M. Leclerc s'est remémoré, en entrevue avec La Presse Canadienne, avoir «vécu le rodéo» quand M. Scheer a mordu la poussière en 2019. «Le lendemain matin, je me suis rendu compte que ça allait être difficile pour M. Scheer de rester comme chef. Là, j'ai l'impression contraire», résume-t-il.
Yan Plante, qui a été conseiller auprès de l'ex-premier ministre conservateur Stephen Harper, est d'avis que M. Poilievre a un «argumentaire légitime» pour demeurer chef de sa formation politique.
Sous sa gouverne, les conservateurs ont recueilli un score historiquement élevé au niveau du vote populaire, obtenant 41,3 % des voix.

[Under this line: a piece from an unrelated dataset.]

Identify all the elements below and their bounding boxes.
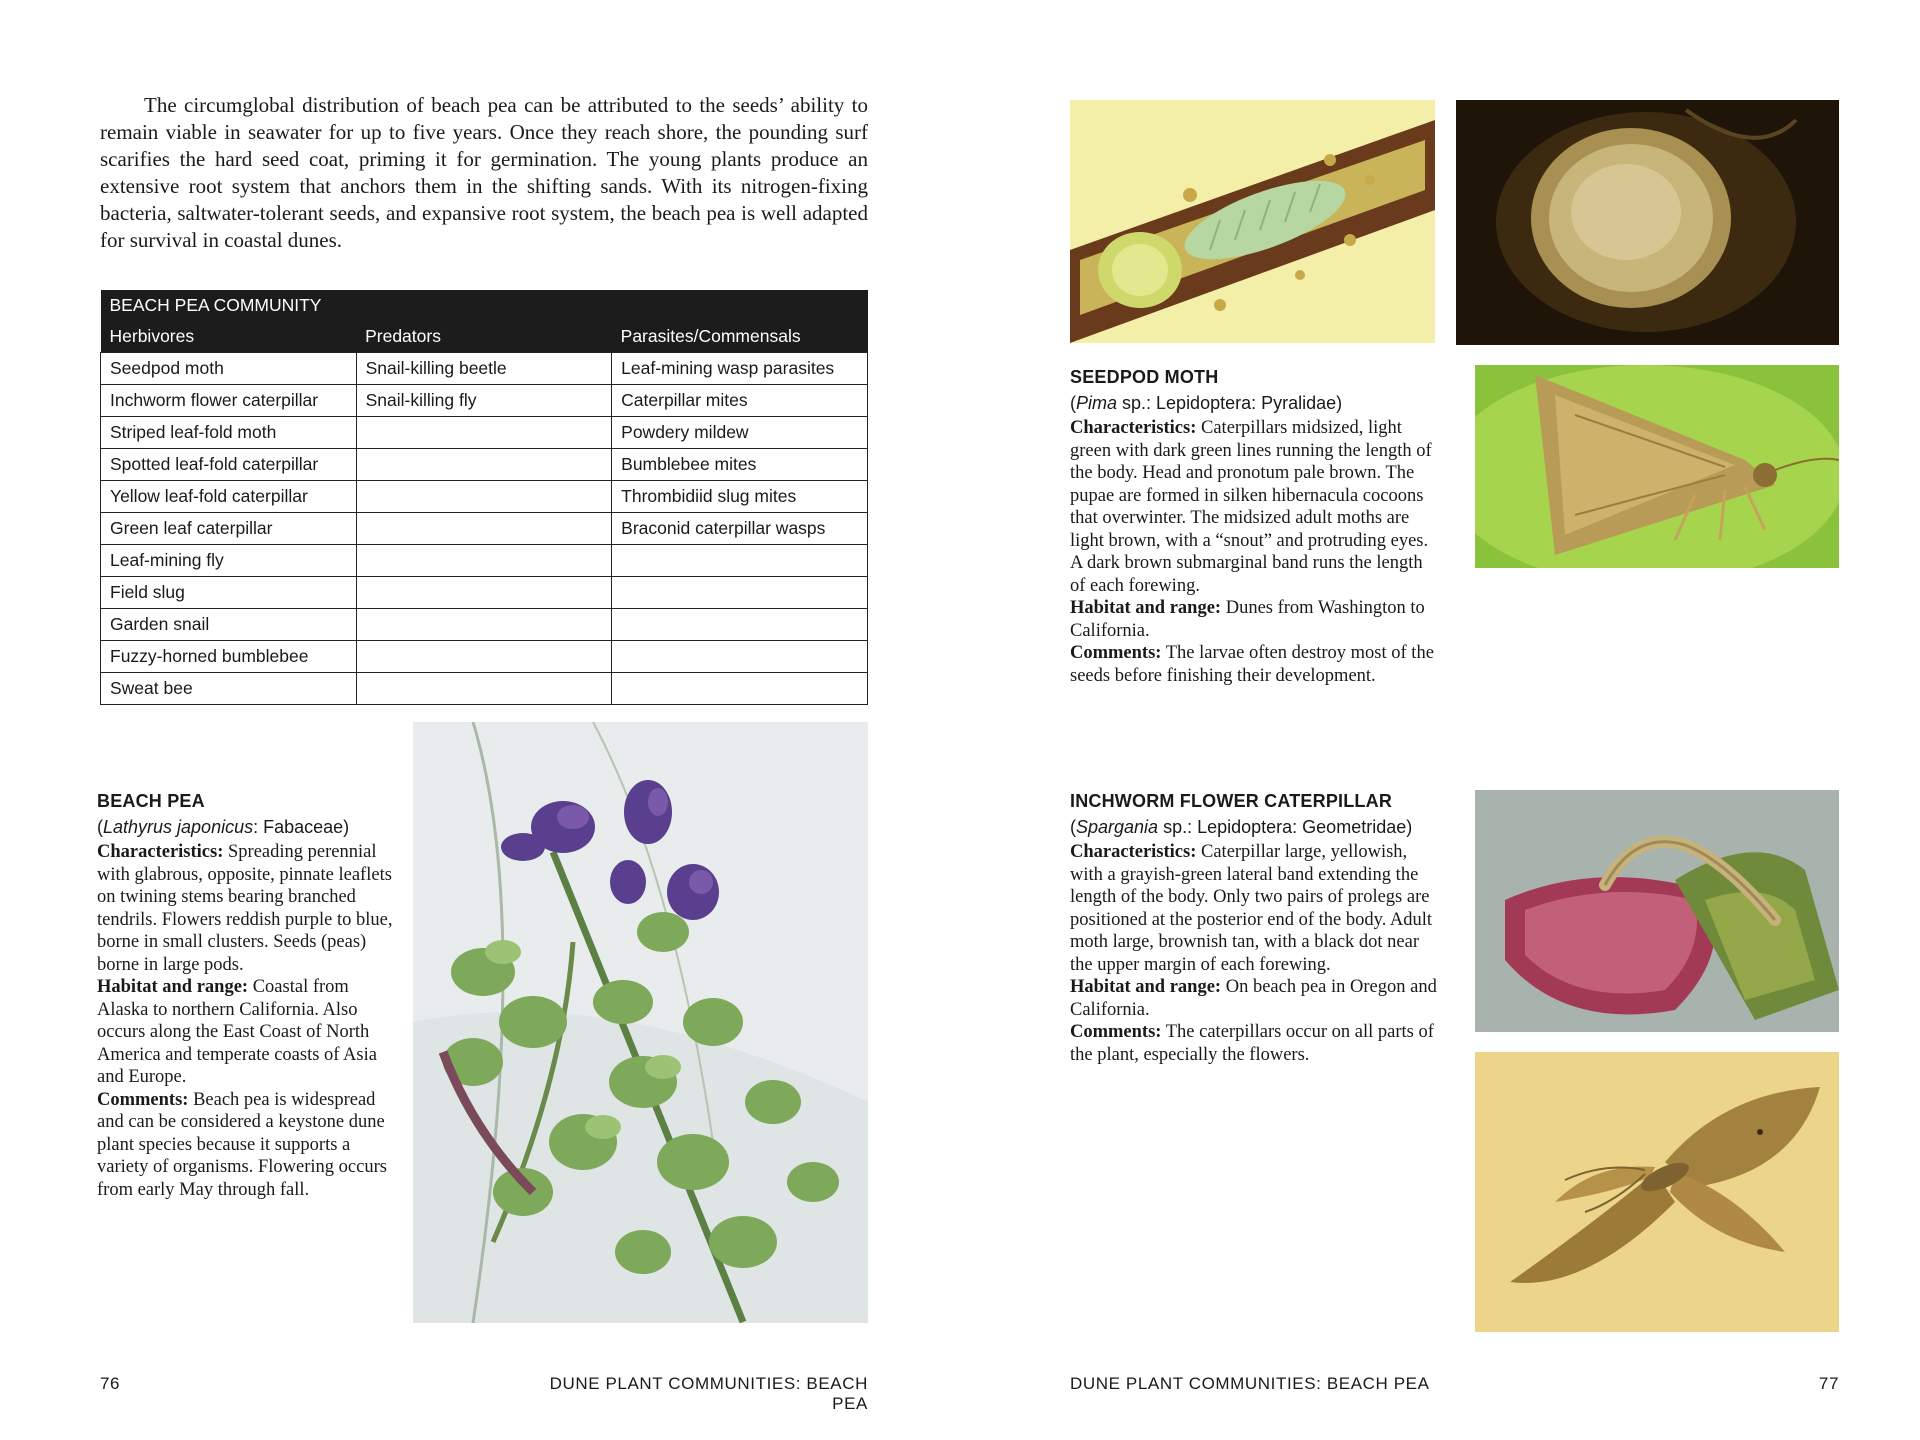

«M. Harper, son plus haut score, c'était 39,67 %. Oui, ça avait formé un gouvernement majoritaire parce que le vote de centre gauche avait été mieux divisé, disons dans la perspective conservatrice, entre les néo-démocrates et les libéraux», compare M. Plante.
Les troupes de M. Poilievre ont réussi à aller chercher plus de 20 sièges de plus que ceux qu'ils détenaient au moment du déclenchement de la campagne électorale, avec d'importants gains en Ontario. À l'élection de 2021, les conservateurs avaient obtenu 37 sièges en Ontario. Cette fois-ci, ils en obtiendront 53, selon les résultats préliminaires d'Élections Canada.
Les gains faits par les conservateurs lundi soir ne doivent toutefois pas empêcher la formation politique de faire un bilan afin de mieux performer à la prochaine élection, prévient M. Plante.
M. Poilievre semble prêt à cet exercice, puisqu'il a déclaré dans son discours prononcé dans la nuit de lundi à mardi que des leçons devraient être tirées.
«Le changement est difficile à faire arriver et ça prend du temps. Ça prend du travail et c'est pourquoi nous devons tirer les leçons de ce soir afin que nous puissions avoir d'encore meilleurs résultats la prochaine fois.»
Il s'est montré déterminé à continuer de se «battre» en vue d'entraîner un changement de gouvernement pour lequel bien des électeurs ont voté malgré la victoire des libéraux.
Or, toute défaite électorale vient avec des mécontents, note M. Plante. Pour tenter de «couper l'herbe sous le pied des gens qui pourraient vouloir s'organiser pour lui mettre de la pression», M. Poilievre ferait bien, selon l'ex-stratège, de se diriger vers un vote de confiance qui survienne assez rapidement.
Cela doit survenir au cours du prochain congrès du Parti conservateur. «Probablement que la logique stratégique pour M. Poilievre serait d'annoncer rapidement la date d'un congrès des membres, peut être dans un horizon de trois ou quatre mois», croit M. Plante.
M. Leclerc est du même avis. «Je pense que ce serait à l'avantage de M. Poilievre de déjà donner cette date, ce que M. (Erin) O’Toole n'avait pas fait. Ça lui avait joué un peu des tours», a-t-il dit en faisant référence au prédécesseur de l'actuel chef conservateur.
Quoi qu'il en soit, M. Poilievre devra, dans un premier temps, remédier au fait qu'il n'a pas de siège à la Chambre des communes. Il devra donc trouver une circonscription sûre pour les conservateurs où se présenter, après avoir mis de côté un candidat élu dans ses rangs.
Après le désistement du député conservateur désigné, une élection partielle devra être lancée.